Mir erscheint es nicht unlogisch, dass selbst der größte Zocker noch
irgendeinen kleinen Beitrag zur Findung eines fairen Preises für eine Aktie
leistet, da er seine Entscheidungen zum Kaufen oder Verkaufen auf
Informationen über das Unternehmen basiert. Die HFT-Strategien sind für
mich dagegen die erste Gruppe von Marktteilnehmern, die keinen Beitrag zur
Findung eines fairen Preises leisten. Es sind genaugenommen parasitäre
Algorithmen, die sich durch Geschwindigkeitsvorteile an anderen
Marktteilnehmern zu bereichern suchen.
In den vergangenen Wochen und Monaten haben wir so häufig wie nie zuvor
Tage gesehen, in denen eine übergroße Mehrheit aller Aktien (>90%)

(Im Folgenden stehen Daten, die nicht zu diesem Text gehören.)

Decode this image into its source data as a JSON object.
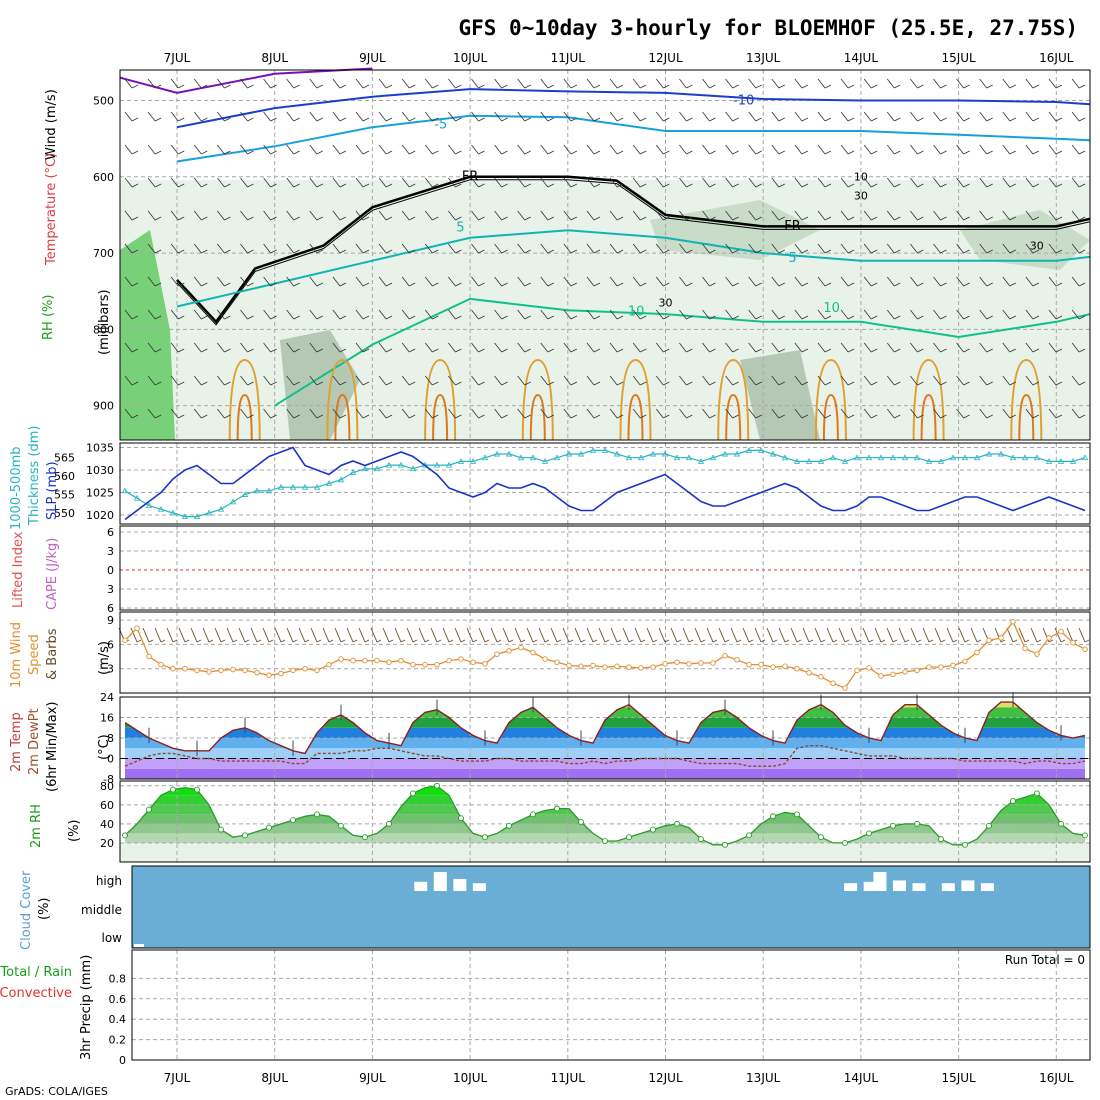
{
  "title": "GFS 0~10day 3-hourly for BLOEMHOF (25.5E, 27.75S)",
  "footer": "GrADS: COLA/IGES",
  "dates": [
    "7JUL",
    "8JUL",
    "9JUL",
    "10JUL",
    "11JUL",
    "12JUL",
    "13JUL",
    "14JUL",
    "15JUL",
    "16JUL"
  ],
  "colors": {
    "t_purple": "#7a10b4",
    "t_blue": "#1840c8",
    "t_cyan": "#18a0dc",
    "t_teal": "#10b4b4",
    "t_green": "#10c08c",
    "t_gold": "#e0a030",
    "t_orange": "#e07818",
    "freezing": "#000000",
    "slp": "#1a32c8",
    "thickness": "#28b4c0",
    "wind": "#e09030",
    "barb": "#6b4a2a",
    "cloud_bg": "#6aaed6",
    "cloud_bar": "#ffffff",
    "rh_fill": "#3cc83c",
    "rh_line": "#2a9a2a",
    "li_zero": "#e03030"
  },
  "labels": {
    "p1_wind": "Wind (m/s)",
    "p1_temp": "Temperature (°C)",
    "p1_rh": "RH (%)",
    "p1_units": "(millibars)",
    "p2_thick_a": "1000-500mb",
    "p2_thick_b": "Thickness (dm)",
    "p2_slp": "SLP (mb)",
    "p3_li": "Lifted Index",
    "p3_cape": "CAPE (J/kg)",
    "p4_a": "10m Wind",
    "p4_b": "Speed",
    "p4_c": "& Barbs",
    "p4_units": "(m/s)",
    "p5_a": "2m Temp",
    "p5_b": "2m DewPt",
    "p5_c": "(6hr Min/Max)",
    "p5_units": "(°C)",
    "p6_a": "2m RH",
    "p6_units": "(%)",
    "p7_a": "Cloud Cover",
    "p7_units": "(%)",
    "p8_a": "Total / Rain",
    "p8_b": "Convective",
    "p8_c": "3hr Precip (mm)",
    "run_total": "Run Total = 0"
  },
  "contour_labels": {
    "t_minus10": "-10",
    "t_minus5": "-5",
    "t_fr": "FR",
    "t_5": "5",
    "t_10": "10",
    "rh_30": "30",
    "rh_10": "10"
  },
  "chart_data": [
    {
      "type": "line",
      "name": "upper-air",
      "ylabel": "(millibars)",
      "ylim": [
        460,
        945
      ],
      "yticks": [
        500,
        600,
        700,
        800,
        900
      ],
      "x_label": "day index",
      "isotherms": [
        {
          "label": "-10",
          "level_by_day": [
            [
              0,
              535
            ],
            [
              1,
              510
            ],
            [
              2,
              495
            ],
            [
              3,
              485
            ],
            [
              4,
              488
            ],
            [
              5,
              490
            ],
            [
              6,
              498
            ],
            [
              7,
              500
            ],
            [
              8,
              500
            ],
            [
              9,
              502
            ],
            [
              9.7,
              505
            ]
          ]
        },
        {
          "label": "-5",
          "level_by_day": [
            [
              0,
              580
            ],
            [
              1,
              560
            ],
            [
              2,
              535
            ],
            [
              3,
              520
            ],
            [
              4,
              522
            ],
            [
              5,
              540
            ],
            [
              6,
              540
            ],
            [
              7,
              540
            ],
            [
              8,
              545
            ],
            [
              9,
              550
            ],
            [
              9.7,
              552
            ]
          ]
        },
        {
          "label": "FR",
          "level_by_day": [
            [
              0,
              735
            ],
            [
              0.4,
              790
            ],
            [
              0.8,
              720
            ],
            [
              1.5,
              690
            ],
            [
              2,
              640
            ],
            [
              3,
              600
            ],
            [
              4,
              600
            ],
            [
              4.5,
              605
            ],
            [
              5,
              650
            ],
            [
              6,
              665
            ],
            [
              7,
              665
            ],
            [
              8,
              665
            ],
            [
              9,
              665
            ],
            [
              9.7,
              655
            ]
          ]
        },
        {
          "label": "5",
          "level_by_day": [
            [
              0,
              770
            ],
            [
              1,
              740
            ],
            [
              2,
              710
            ],
            [
              3,
              680
            ],
            [
              4,
              670
            ],
            [
              5,
              680
            ],
            [
              6,
              700
            ],
            [
              7,
              710
            ],
            [
              8,
              710
            ],
            [
              9,
              710
            ],
            [
              9.7,
              705
            ]
          ]
        },
        {
          "label": "10",
          "level_by_day": [
            [
              1,
              900
            ],
            [
              2,
              820
            ],
            [
              3,
              760
            ],
            [
              4,
              775
            ],
            [
              5,
              780
            ],
            [
              6,
              790
            ],
            [
              7,
              790
            ],
            [
              8,
              810
            ],
            [
              9,
              790
            ],
            [
              9.7,
              780
            ]
          ]
        }
      ]
    },
    {
      "type": "line",
      "name": "SLP and thickness",
      "series": [
        {
          "name": "SLP (mb)",
          "ylim": [
            1018,
            1036
          ],
          "values": [
            1019,
            1021,
            1023,
            1025,
            1028,
            1030,
            1031,
            1029,
            1027,
            1027,
            1029,
            1031,
            1033,
            1034,
            1035,
            1031,
            1030,
            1029,
            1031,
            1032,
            1031,
            1032,
            1033,
            1034,
            1033,
            1031,
            1029,
            1026,
            1025,
            1024,
            1025,
            1027,
            1026,
            1026,
            1027,
            1026,
            1024,
            1022,
            1021,
            1021,
            1023,
            1025,
            1026,
            1027,
            1028,
            1029,
            1027,
            1025,
            1023,
            1022,
            1022,
            1023,
            1024,
            1025,
            1026,
            1027,
            1026,
            1024,
            1022,
            1021,
            1021,
            1022,
            1024,
            1024,
            1023,
            1022,
            1021,
            1021,
            1022,
            1023,
            1024,
            1024,
            1023,
            1022,
            1021,
            1022,
            1023,
            1024,
            1023,
            1022,
            1021
          ]
        },
        {
          "name": "Thickness (dm)",
          "ylim": [
            547,
            569
          ],
          "values": [
            556,
            554,
            552,
            551,
            550,
            549,
            549,
            550,
            551,
            553,
            555,
            556,
            556,
            557,
            557,
            557,
            557,
            558,
            559,
            561,
            562,
            562,
            563,
            563,
            562,
            563,
            563,
            563,
            564,
            564,
            565,
            566,
            566,
            565,
            565,
            564,
            565,
            566,
            566,
            567,
            567,
            566,
            565,
            565,
            566,
            566,
            565,
            565,
            564,
            565,
            566,
            566,
            567,
            567,
            566,
            565,
            564,
            564,
            564,
            565,
            564,
            565,
            565,
            565,
            565,
            565,
            565,
            564,
            564,
            565,
            565,
            565,
            566,
            566,
            565,
            565,
            565,
            564,
            564,
            564,
            565
          ]
        }
      ],
      "yticks_left": [
        550,
        555,
        560,
        565
      ],
      "yticks_right": [
        1020,
        1025,
        1030,
        1035
      ]
    },
    {
      "type": "line",
      "name": "Lifted Index / CAPE",
      "yticks": [
        "6",
        "3",
        "0",
        "3",
        "6"
      ],
      "zero_line": true,
      "values": []
    },
    {
      "type": "line",
      "name": "10m wind speed",
      "ylim": [
        0,
        10
      ],
      "yticks": [
        3,
        6,
        9
      ],
      "values": [
        6.5,
        8,
        4.5,
        3.5,
        3,
        3,
        2.8,
        2.6,
        2.8,
        2.9,
        2.8,
        2.5,
        2.2,
        2.4,
        2.8,
        3,
        2.8,
        3.5,
        4.2,
        4,
        4,
        4,
        3.8,
        4,
        3.5,
        3.5,
        3.5,
        4,
        4.2,
        3.8,
        3.6,
        4.8,
        5.2,
        5.6,
        5,
        4.2,
        3.8,
        3.4,
        3.3,
        3.4,
        3.2,
        3.3,
        3.2,
        3.1,
        3.2,
        3.6,
        3.8,
        3.6,
        3.7,
        3.7,
        4.6,
        4.1,
        3.5,
        3.5,
        3.2,
        3.3,
        3,
        2.5,
        2,
        1.2,
        0.6,
        2.8,
        3.1,
        2.1,
        2.3,
        2.6,
        2.8,
        3.2,
        3.2,
        3.4,
        3.9,
        5,
        6.5,
        6.8,
        8.8,
        5.5,
        4.8,
        6.8,
        7.6,
        6.2,
        5.4
      ]
    },
    {
      "type": "area",
      "name": "2m temp and dewpoint",
      "ylim": [
        -8,
        24
      ],
      "yticks": [
        -8,
        0,
        8,
        16,
        24
      ],
      "series": [
        {
          "name": "2m Temp",
          "values": [
            14,
            11,
            8,
            6,
            4,
            3,
            3,
            3,
            8,
            11,
            12,
            10,
            7,
            5,
            3,
            2,
            10,
            15,
            17,
            14,
            10,
            7,
            6,
            5,
            14,
            18,
            19,
            16,
            12,
            9,
            7,
            6,
            14,
            18,
            20,
            16,
            12,
            9,
            7,
            6,
            15,
            19,
            21,
            17,
            13,
            9,
            7,
            6,
            14,
            18,
            19,
            16,
            12,
            9,
            7,
            6,
            15,
            19,
            21,
            18,
            13,
            10,
            8,
            7,
            17,
            21,
            21,
            17,
            13,
            10,
            8,
            7,
            18,
            22,
            22,
            18,
            14,
            11,
            9,
            8,
            9
          ]
        },
        {
          "name": "2m DewPt",
          "values": [
            -3,
            -1,
            1,
            2,
            2,
            1,
            0,
            0,
            -1,
            -1,
            -1,
            -1,
            -1,
            -1,
            -2,
            -2,
            2,
            2,
            2,
            3,
            3,
            4,
            4,
            3,
            2,
            1,
            1,
            0,
            -1,
            -1,
            -1,
            0,
            0,
            -1,
            -1,
            -1,
            -1,
            -2,
            -2,
            -1,
            -2,
            -1,
            -1,
            0,
            0,
            0,
            0,
            -1,
            -2,
            -2,
            -2,
            -2,
            -3,
            -3,
            -3,
            -2,
            4,
            5,
            5,
            4,
            3,
            2,
            1,
            1,
            1,
            0,
            0,
            0,
            0,
            0,
            -1,
            -1,
            -1,
            -1,
            -1,
            -2,
            -1,
            -1,
            -2,
            -2,
            -1
          ]
        }
      ]
    },
    {
      "type": "area",
      "name": "2m RH",
      "ylim": [
        0,
        85
      ],
      "yticks": [
        20,
        40,
        60,
        80
      ],
      "values": [
        28,
        40,
        55,
        70,
        76,
        78,
        76,
        60,
        34,
        26,
        28,
        32,
        36,
        40,
        44,
        48,
        50,
        48,
        38,
        28,
        26,
        30,
        40,
        58,
        72,
        78,
        80,
        70,
        46,
        30,
        26,
        30,
        38,
        44,
        50,
        54,
        56,
        56,
        42,
        30,
        22,
        22,
        26,
        30,
        34,
        38,
        40,
        36,
        24,
        18,
        18,
        22,
        28,
        40,
        48,
        52,
        50,
        38,
        26,
        20,
        20,
        24,
        30,
        34,
        38,
        40,
        40,
        38,
        24,
        18,
        18,
        24,
        38,
        54,
        64,
        68,
        72,
        60,
        40,
        30,
        28
      ]
    },
    {
      "type": "bar",
      "name": "Cloud cover",
      "categories": [
        "high",
        "middle",
        "low"
      ],
      "high_by_day": [
        [
          2.5,
          0.3
        ],
        [
          2.7,
          1
        ],
        [
          2.9,
          0.5
        ],
        [
          3.1,
          0.2
        ],
        [
          6.9,
          0.2
        ],
        [
          7.1,
          0.3
        ],
        [
          7.2,
          1
        ],
        [
          7.4,
          0.4
        ],
        [
          7.6,
          0.2
        ],
        [
          7.9,
          0.2
        ],
        [
          8.1,
          0.4
        ],
        [
          8.3,
          0.2
        ]
      ],
      "low_by_day": [
        [
          0.0,
          0.1
        ]
      ]
    },
    {
      "type": "line",
      "name": "3hr precip",
      "ylim": [
        0,
        1
      ],
      "yticks": [
        0,
        0.2,
        0.4,
        0.6,
        0.8
      ],
      "values": []
    }
  ]
}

gleichzeitig gestiegen oder gefallen sind. Historisch sind diese sog. 90%-
Tage eher selten. Sie treten meist in der Nähe von längerfristigen Börsentiefs
auf, wenn das Pendel zwischen Angst und Gier sehr schnell und intensiv hin-
und her schwingt und sich Verkaufs- und Kaufpaniken abwechseln.
In der aktuellen Situation ist das nicht der Fall. Meines Erachtens haben
diese Signale ihre Aussagekraft verloren, weil die HFT-Algorithmen durch
ihre Dominanz an den Börsen diese starken Trendtage künstlich
verursachen. Genauso tragen sie wahrscheinlich dazu bei, dass viele Aktien
sich länger und weiter als üblich von ihren fairen Preisniveaus entfernen.